While the suspension is essentially a carryover design, the Viper does get a new speed-sensing limited-slip differential to help put power to the road. The action from the new TR60 Tremec six-speed manual, upgraded from the former TR56, feels like an improvement, too, with a much-needed reduction in shifter travel. The tranny’s new dual-plate clutch manages significantly more torque while producing 15 percent less inertia than the unit it replaces. The result is greatly improved pedal effort, appreciated not only in banging through the gears on a track but also when negotiating a tight parking lot at low speeds.

Carving a line through the twisting north course of Virginia International Raceway, the Viper turns in as quickly and precisely as any car we’ve driven, with more grip than we know what to do with. This Viper handles so well it’s difficult to tell how much difference those extra ponies make; 600 hp sounds impressive, and we appreciate how instantly the car powers out of turns, but the headline-grabbing number does little to tell the story of how incredibly the car handles. All of our ham-fistedness aside, the new Viper eats up the track and spits it out like nothing else with a sticker less than $100,000.

We only see 115 mph, maybe 120 down the front straight, though the Dodge folks say this Viper can hit 145 before reaching the braking zone. We take their word; the kink next to the flag stand is nastier than it looks on track maps, and barreling toward it flat-out saps whatever nerve we might have mustered from successfully negotiating the near loop on the hill.

Still, we appreciate the new rubber even from those speeds. Michelin Pilot Sport 2s replace the former run-flats and, with help from 14-inch vented discs gripped by big Brembo calipers at all four corners and ABS, erase speed more quickly than expected by the time we stomp the binders. Dodge claims it will come to a complete stop from 60 mph in less than 100 feet; if that pans out in tests, it will match the best yet tested, the current Porsche 911 Turbo (99 feet), for braking.
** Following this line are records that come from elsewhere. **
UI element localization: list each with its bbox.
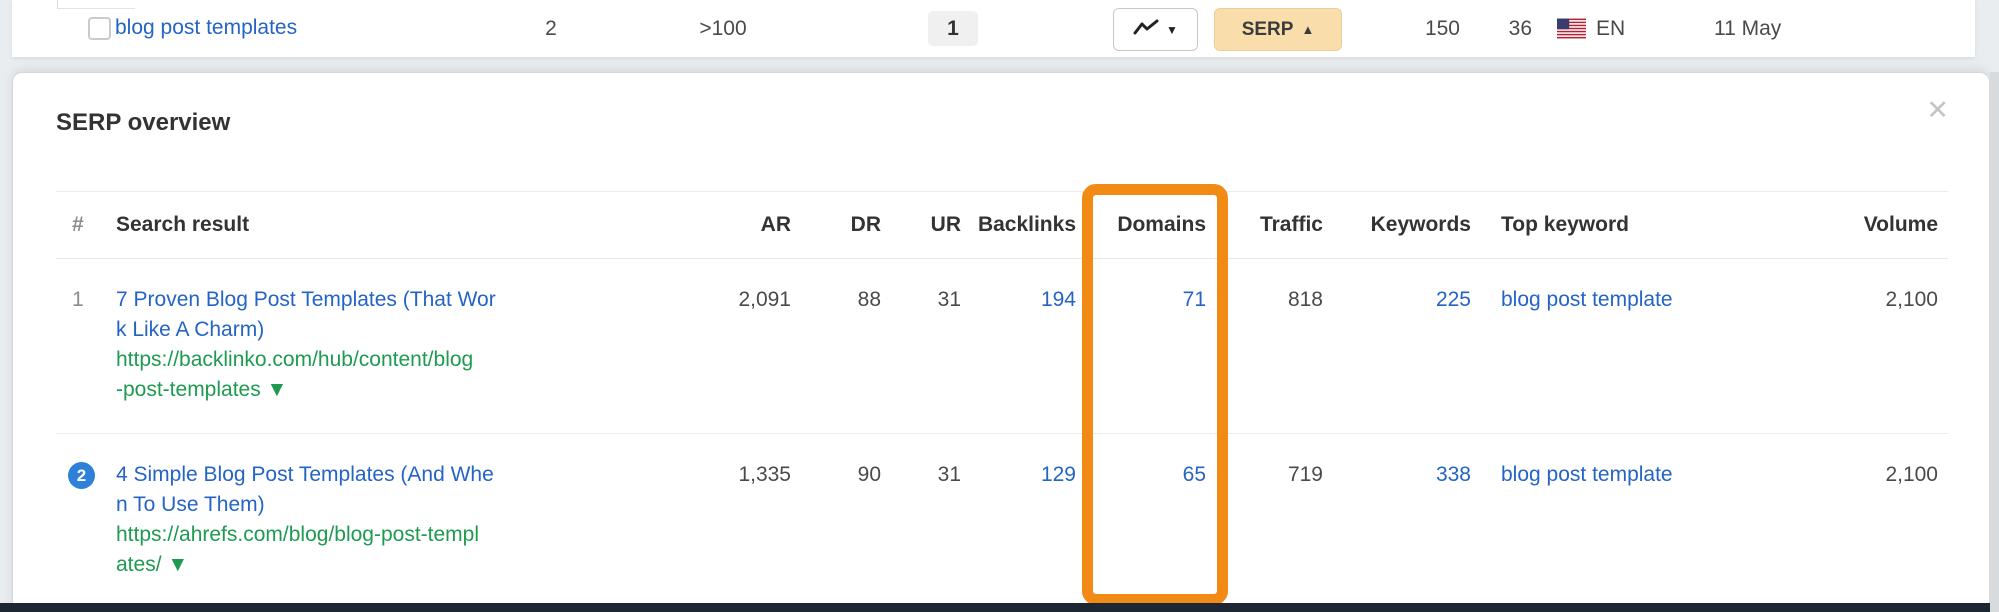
keyword-table-row: blog post templates 2 >100 1 ▼ SERP ▲ 15… <box>12 0 1975 57</box>
result-ar: 1,335 <box>738 463 791 486</box>
result-keywords-link[interactable]: 338 <box>1435 463 1471 486</box>
us-flag-icon <box>1557 18 1586 39</box>
keyword-position-badge: 1 <box>928 11 978 46</box>
table-header-row: # Search result AR DR UR Backlinks Domai… <box>56 191 1948 259</box>
keyword-updated-value: 11 May <box>1714 17 1782 40</box>
result-traffic: 818 <box>1287 288 1323 311</box>
row-divider <box>57 0 135 9</box>
result-backlinks-link[interactable]: 129 <box>1040 463 1076 486</box>
result-traffic: 719 <box>1287 463 1323 486</box>
result-top-keyword-link[interactable]: blog post template <box>1501 463 1673 486</box>
result-backlinks-link[interactable]: 194 <box>1040 288 1076 311</box>
keyword-volume-value: 150 <box>1424 17 1460 40</box>
serp-results-table: # Search result AR DR UR Backlinks Domai… <box>56 191 1948 604</box>
serp-overview-panel: SERP overview ✕ # Search result AR DR UR… <box>12 72 1990 612</box>
result-ur: 31 <box>937 288 961 311</box>
result-volume: 2,100 <box>1885 288 1938 311</box>
result-domains-link[interactable]: 71 <box>1182 288 1206 311</box>
trend-line-icon <box>1133 19 1159 40</box>
panel-title: SERP overview <box>56 109 231 136</box>
result-dr: 90 <box>857 463 881 486</box>
result-url-link[interactable]: https://backlinko.com/hub/content/blog -… <box>116 348 474 401</box>
result-ar: 2,091 <box>738 288 791 311</box>
header-rank: # <box>72 213 84 236</box>
header-dr: DR <box>850 213 881 236</box>
keyword-cpc-value: >100 <box>699 17 747 40</box>
header-volume: Volume <box>1863 213 1938 236</box>
scrollbar-track[interactable] <box>1990 72 1999 612</box>
result-url-link[interactable]: https://ahrefs.com/blog/blog-post-templ … <box>116 523 480 576</box>
result-rank: 1 <box>72 288 84 311</box>
header-top-keyword: Top keyword <box>1501 213 1629 236</box>
header-keywords: Keywords <box>1370 213 1471 236</box>
result-rank-badge: 2 <box>68 462 95 489</box>
result-volume: 2,100 <box>1885 463 1938 486</box>
table-row: 2 4 Simple Blog Post Templates (And Whe … <box>56 434 1948 604</box>
chevron-up-icon: ▲ <box>1301 22 1315 37</box>
table-row: 1 7 Proven Blog Post Templates (That Wor… <box>56 259 1948 434</box>
keyword-kd-value: 2 <box>545 17 557 40</box>
serp-button-label: SERP <box>1241 18 1294 40</box>
keyword-checkbox[interactable] <box>88 17 111 40</box>
result-top-keyword-link[interactable]: blog post template <box>1501 288 1673 311</box>
result-title-link[interactable]: 7 Proven Blog Post Templates (That Wor k… <box>116 288 496 341</box>
result-ur: 31 <box>937 463 961 486</box>
header-backlinks: Backlinks <box>977 213 1076 236</box>
header-traffic: Traffic <box>1259 213 1323 236</box>
result-domains-link[interactable]: 65 <box>1182 463 1206 486</box>
keyword-language-value: EN <box>1596 17 1626 40</box>
result-title-link[interactable]: 4 Simple Blog Post Templates (And Whe n … <box>116 463 494 516</box>
header-ur: UR <box>930 213 961 236</box>
trend-chart-button[interactable]: ▼ <box>1113 8 1198 51</box>
close-icon[interactable]: ✕ <box>1926 95 1949 125</box>
serp-toggle-button[interactable]: SERP ▲ <box>1214 8 1342 51</box>
result-keywords-link[interactable]: 225 <box>1435 288 1471 311</box>
header-domains: Domains <box>1117 213 1206 236</box>
keyword-link[interactable]: blog post templates <box>115 16 298 39</box>
chevron-down-icon: ▼ <box>1166 22 1178 37</box>
header-ar: AR <box>760 213 791 236</box>
header-search-result: Search result <box>116 213 250 236</box>
result-dr: 88 <box>857 288 881 311</box>
keyword-clicks-value: 36 <box>1508 17 1532 40</box>
bottom-edge-bar <box>0 603 1990 612</box>
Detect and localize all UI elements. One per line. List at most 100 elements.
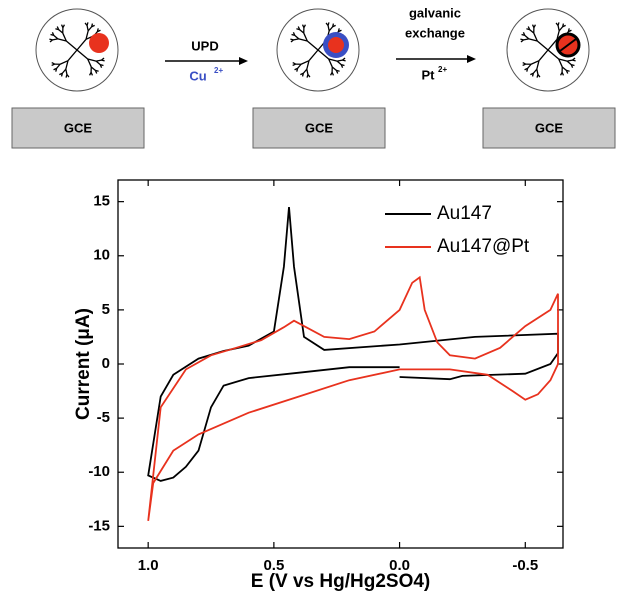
y-tick-label: -5 — [97, 409, 110, 426]
branch — [300, 72, 304, 76]
branch — [536, 68, 539, 75]
y-tick-label: 15 — [93, 193, 110, 210]
branch — [297, 26, 301, 30]
branch — [556, 30, 560, 40]
branch — [528, 38, 538, 42]
legend-label: Au147 — [437, 203, 492, 224]
branch — [56, 63, 61, 69]
branch — [76, 49, 89, 60]
arrow-head — [467, 55, 476, 63]
branch — [303, 32, 308, 42]
branch — [522, 61, 526, 65]
branch — [300, 60, 310, 65]
branch — [292, 61, 296, 65]
dendrimer — [506, 8, 590, 92]
branch — [65, 74, 68, 78]
branch — [53, 67, 57, 71]
branch — [559, 72, 563, 76]
branch — [306, 68, 309, 75]
branch — [565, 70, 569, 74]
branch — [49, 38, 53, 41]
branch — [86, 25, 89, 32]
branch — [65, 40, 78, 51]
electrode — [482, 107, 616, 149]
branch — [533, 24, 537, 28]
branch — [91, 24, 95, 28]
branch — [340, 64, 344, 68]
step-label: galvanic — [409, 5, 461, 20]
x-axis-title: E (V vs Hg/Hg2SO4) — [251, 571, 431, 592]
branch — [547, 49, 560, 60]
branch — [52, 38, 59, 41]
branch — [527, 26, 531, 30]
branch — [561, 66, 567, 71]
arrow-head — [239, 57, 248, 65]
y-tick-label: 0 — [102, 355, 110, 372]
branch — [328, 58, 338, 62]
branch — [532, 68, 538, 74]
branch — [327, 25, 330, 32]
au-core — [89, 33, 109, 53]
branch — [56, 26, 60, 30]
branch — [328, 58, 333, 68]
branch — [76, 38, 87, 51]
branch — [293, 38, 300, 41]
branch — [90, 66, 96, 71]
branch — [335, 70, 339, 74]
branch — [523, 38, 530, 41]
step-label: UPD — [191, 38, 218, 53]
branch — [538, 49, 549, 62]
electrode — [252, 107, 386, 149]
branch — [566, 60, 572, 66]
branch — [559, 38, 577, 52]
branch — [338, 29, 342, 33]
branch — [65, 60, 69, 70]
branch — [94, 70, 98, 74]
branch — [85, 30, 89, 40]
branch — [62, 24, 66, 28]
branch — [97, 29, 101, 33]
x-tick-label: 1.0 — [138, 557, 159, 574]
y-tick-label: 10 — [93, 247, 110, 264]
reagent: Cu — [189, 68, 206, 83]
dendrimer — [276, 8, 360, 92]
reagent: Pt — [422, 67, 436, 82]
branch — [297, 63, 302, 69]
dendrimer — [35, 8, 119, 92]
branch — [524, 67, 528, 71]
branch — [572, 59, 576, 62]
electrode — [11, 107, 145, 149]
branch — [87, 58, 97, 62]
branch — [533, 32, 538, 42]
branch — [299, 29, 305, 34]
branch — [520, 38, 524, 41]
branch — [95, 59, 102, 62]
branch — [86, 22, 89, 26]
branch — [99, 64, 103, 68]
x-tick-label: 0.0 — [389, 557, 410, 574]
electrode-label: GCE — [535, 120, 564, 135]
branch — [88, 72, 92, 76]
branch — [336, 60, 342, 66]
branch — [58, 29, 64, 34]
branch — [536, 60, 540, 70]
step-label: exchange — [405, 25, 465, 40]
branch — [59, 72, 63, 76]
branch — [298, 38, 308, 42]
branch — [524, 34, 530, 40]
branch — [342, 59, 346, 62]
branch — [332, 24, 336, 28]
branch — [294, 67, 298, 71]
branch — [67, 49, 78, 62]
charge: 2+ — [438, 65, 447, 74]
branch — [536, 40, 549, 51]
branch — [327, 22, 330, 26]
branch — [547, 38, 558, 51]
branch — [306, 60, 310, 70]
electrode-label: GCE — [305, 120, 334, 135]
branch — [87, 26, 93, 32]
x-tick-label: 0.5 — [263, 557, 284, 574]
branch — [62, 32, 67, 42]
au-core — [328, 37, 344, 53]
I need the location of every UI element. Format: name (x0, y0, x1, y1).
The Viper shares something else with Porsche, if Dodge is correct: a 0-to-60-mph time of less than four seconds. Again, if it’s able to match that time in tests, it will put the Viper in the rarefied company of cars called 911 Turbo, Carrera GT and GT2 and Ford GT. The last Viper tested, the redesigned-for-2004 SRT10, boasted 500 hp but couldn’t come close to Dodge’s sub-four-second claim. This time, there’s little doubt it will hit that mark or turn a quarter-mile run in 12 seconds or better.

For all its added go, the Viper looks almost identical to the outgoing model. Even for a mid-cycle refreshening, the design changes are minimal. From the outside, styling differences for both roadster and coupe models involve only the hood, with a bigger air scoop and larger louvers. There are also five new exterior colors to pick from, including Snakeskin Green, which, disappointingly, doesn’t come embossed with scales.

The interior is largely carryover, including the push-button ignition and adjustable pedals, but Viper shoppers now have five interior color schemes from which to choose, from all black to black combined with red, blue, slate or tan, and a choice of bezel finishes on the instrument panel and center console. A navigation system and Sirius satellite radio are also available for the first time. Otherwise, the only serious change inside the cabin involves front airbags, which now feature a weight-sensing system that ensures deployment of the airbags with a force appropriate to the sizes of the occupants.

As per tradition with the Viper, the coupe will cost more than the roadster when they begin trickling into showrooms this month—but neither will cost more than it did for the most recent model for 2006. With a $580 destination charge included, the roadster will sticker at $83,995, with the coupe coming in at $84,745. That’s a heckuva lot of bang for the bite.